STERLING
Tuesday January 14 - 2011 CST
One day until Turbocharger activates
When I got to the front bumper of the step van stalled in the middle of the street my heart was thumping in my chest. Not from terror, but sheer exhaustion. The flow of the crowd that had been pushing me steadily down this street had suddenly turned and was now pressing back in the opposite direction. I had to fight against the current like a salmon swimming upstream. In the few moments it had taken me to get this far I gained a lot of respect for salmon. And like those fish there was something akin to a bear standing beside the flow plucking them out for a quick meal.
The reason for the sudden course change in the mob's panic fueled rush had grown a few more arms. They were gray, glistened like they were sweaty and had mouths gaping open in them in oddly set locations. When it could reach someone it would pluck them out of the air and stuff that poor soul into one of those mouths. The air was still filled with the constant wail of the crowd and the stink of fear. Thunder rumbled from the unnatural cloud that had formed overhead.
But at least the bleeding has stopped. There's one bit of good news.
The side of my head was sticky with clotted blood. But it wasn't flowing anymore.
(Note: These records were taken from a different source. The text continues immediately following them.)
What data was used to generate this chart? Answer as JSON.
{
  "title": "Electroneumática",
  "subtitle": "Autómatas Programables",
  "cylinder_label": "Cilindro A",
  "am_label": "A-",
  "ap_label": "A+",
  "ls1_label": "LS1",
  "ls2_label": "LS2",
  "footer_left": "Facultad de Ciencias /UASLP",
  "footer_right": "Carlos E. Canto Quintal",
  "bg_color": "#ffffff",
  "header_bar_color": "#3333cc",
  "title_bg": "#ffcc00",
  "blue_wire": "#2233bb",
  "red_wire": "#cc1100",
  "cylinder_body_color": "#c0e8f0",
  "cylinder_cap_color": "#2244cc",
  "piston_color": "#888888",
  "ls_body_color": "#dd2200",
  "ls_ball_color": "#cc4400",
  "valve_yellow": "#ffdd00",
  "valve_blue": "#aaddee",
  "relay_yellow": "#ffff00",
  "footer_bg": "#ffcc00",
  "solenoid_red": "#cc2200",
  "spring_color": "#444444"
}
That was when I made eye contact with Doctor Johnson. He stared back through the windshield from the back of the step van with a surprised look like he thought I was dead. "Steven! Get in here. We need help."
How did he get here before me?
I squeezed between the side of the engine housing and the flood of humanity flowing past it and forced my way into the cab, then through the opening into the cargo deck. What I found in there was the last thing I expected to see. There were twenty faces gazing back at me. Not a single one of them had abject terror in their eyes. In fact it looked more like they lost the will to live. These people were emotionally defeated. And if that wasn't enough to confuse the hell out of me I saw Adam there with Doctor Johnson and both were digging in a metal drum. The drum was filled with blocks of plastic explosive and some sadistic bastard had taped hundreds of nails and screws to the outside of it to act as deadly shrapnel. The last thing anyone with a shred of sanity should be doing was reaching into that barrel of death.
But that was exactly what they were doing. Johnson handed me a block of explosive gel. "Hold onto this, Steven. We'll need it in a minute."
As I looked down at it I saw the stubby end of a detonator cap sticking out of one side. Modern plastic explosives are very stable. You could set a block of C4 on fire or drop it off a cliff and it wouldn't detonate. So a blasting cap is needed, and these are usually paired with some sort of remote controller so they could be safely set off from a distance. Now I was holding enough explosive to vaporize a house in my hand and it had a live cap in it.
"Gentlemen, what exactly are we doing with this?"
Adam pulled a bundle of copper wiring from the drum and looked at me with a sheepish look on his face. "I accidentally fried the remote detonator. So now we have to jury rig one."
That still didn't answer my question. "And why are we jury rigging high explosives?"
Johnson handed me another block. "Because we need to level that summoning circle. It's our only option for stopping this crossing."
I looked out the back of the step van at the spot that used to be occupied by a gazebo. Now all that was left was the stone pillars and a dozen tentacles as big as oak trees. At the center of it all where the stone floor used to be was a dome of darkness pressing against the shimmery barrier of mystical energy that was all that stood between our world and another. Then I realized the dome was the side of an enormous eyeball.
Just the thought of being this close to something so immeasurably large and terrible paralyzed me momentarily while my brain tried to wrap itself around the enormity. Johnson jiggled my elbow and pointed towards the stone pillars. "We each need to place a block on one of those monoliths. Then Adam will energize the detonators. Taking out three of them should be enough to end the ritual."
Adam wiggled the frayed end of one of the copper cables. "I just hope it doesn't kill us in the process. But we gotta try anyway."
His anxiety wasn't misplaced. We would be pretty darn close to the explosion. But that wasn't what worried me the most. It was having to go past the tree trunk-sized tentacles that were snatching people off their feet.
But we gotta try anyway.
I took my block of explosive and the length of copper wire that would go into the blasting cap. Then I set up on the edge of the deck.
"We'll run on three." Johnson stepped up beside with his own block in hand. "Adam you go left, I'll go up the center, Steven you have the right. Just set the block on the inside of the pillar and run. Adam will do the rest."
That sounded simple enough. To the right was my pillar. It looked like it would have been at home in Stonehenge. Somehow it never occurred to me it was really an ancient transient artifact instead of some rustic, art deco sculpture. Not until the roof was blown off and an ancient evil was trying to force its way through to our world. I blocked out everything except that and imagined each footfall on my sprint there. That's all that mattered. Making it there and dumping my block. Inside. We wanted them inside to shield us on the outside from the blast.
"One…two…three!"
Then I ran like it was the last sprint I would ever make. Probably because there was a good chance it was.